Results showed that white matter tracts studied differ in their associations with ADHD traits and diagnosis. This means that differences in white matter tracts between participants with and without ADHD were restricted to certain brain regions and not existing in all parts of the brain equally. White matter tracts are bundles of nerve fibers connecting nuclei of the central nervous system and enabling the exchange of nerve impulses between them.

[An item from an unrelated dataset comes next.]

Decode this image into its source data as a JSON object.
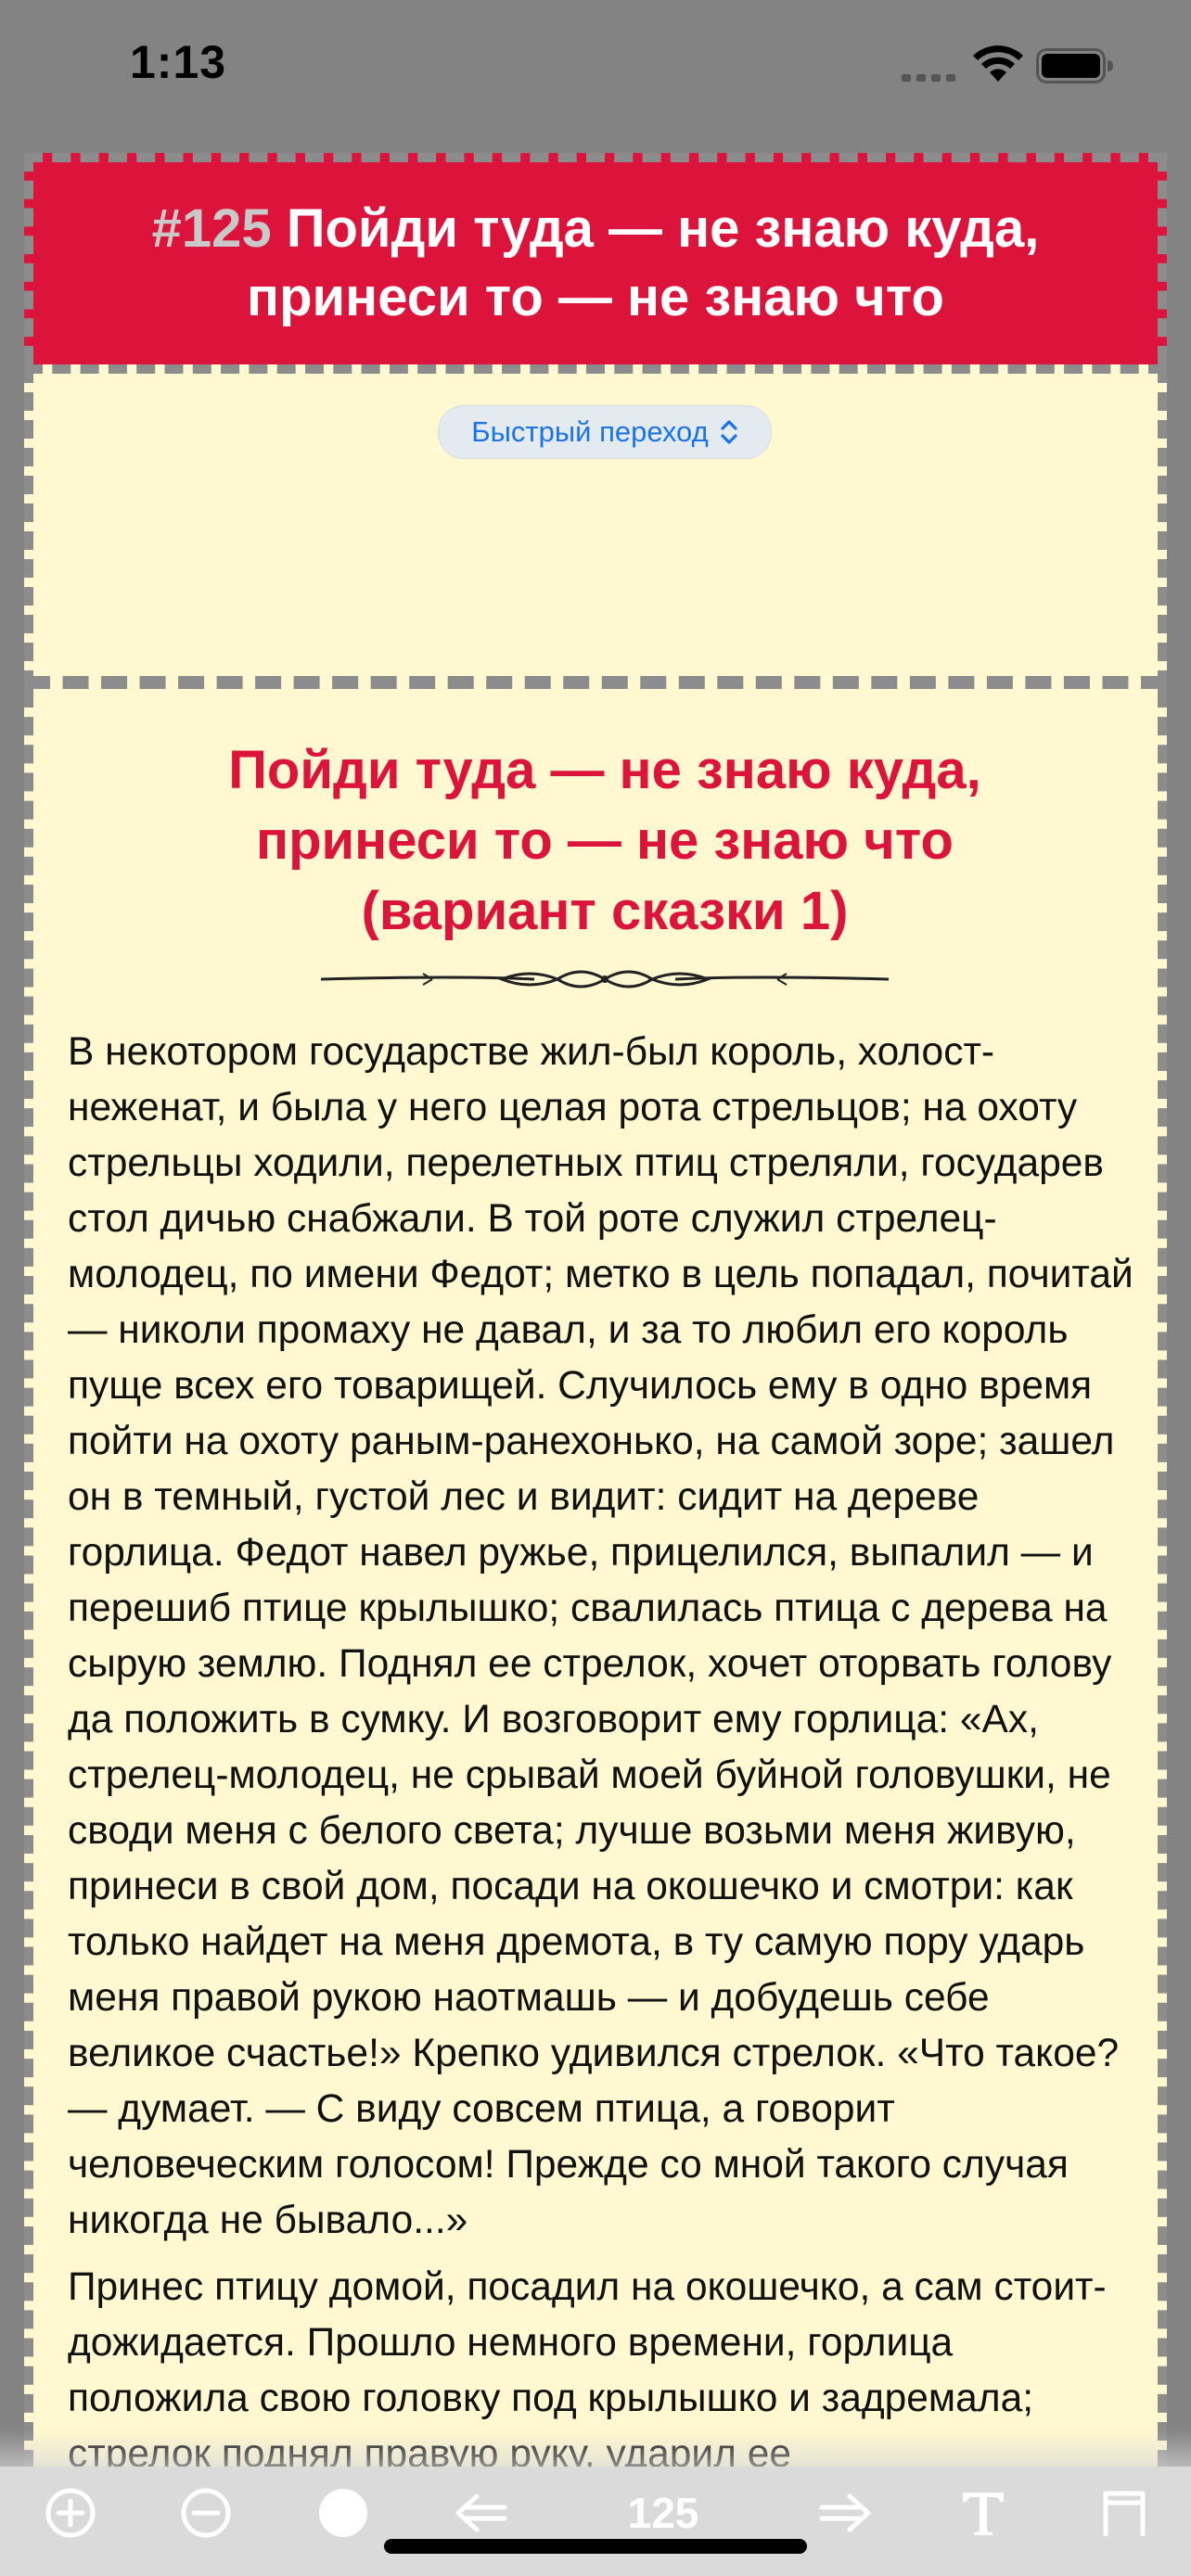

Further analysis showed that both the level of ADHD traits and ADHD diagnosis were associated with “altered microstructure of the inferior longitudinal fasciculi and the left uncinate fasciculus”. The overall size of these differences was small. “White matter tract microstructural anomalies were not as prominently associated with problems related to mood, anxiety or other externalizing problems,” the study authors conclude.

This study used data from multiple groups of people and used a harmonized procedure for taking brain images. In that way, it overcame problems from previous small-scale studies that led to inflated effect sizes and false positive reports. However, authors note that an important limitation is that “the small effect sizes observed limit the clinical utility of this imaging modality in isolation, as such differences cannot reliably distinguish individuals with and without ADHD”.

The study, “A mega-analytic study of white matter microstructural differences across five cohorts of youth with attention deficit hyperactivity disorder”, was authored by Gustavo Sudre, Luke Norman, Marine Bouyssi-Kobar, Jolie Price, Gauri Shastri, and Philip Shaw.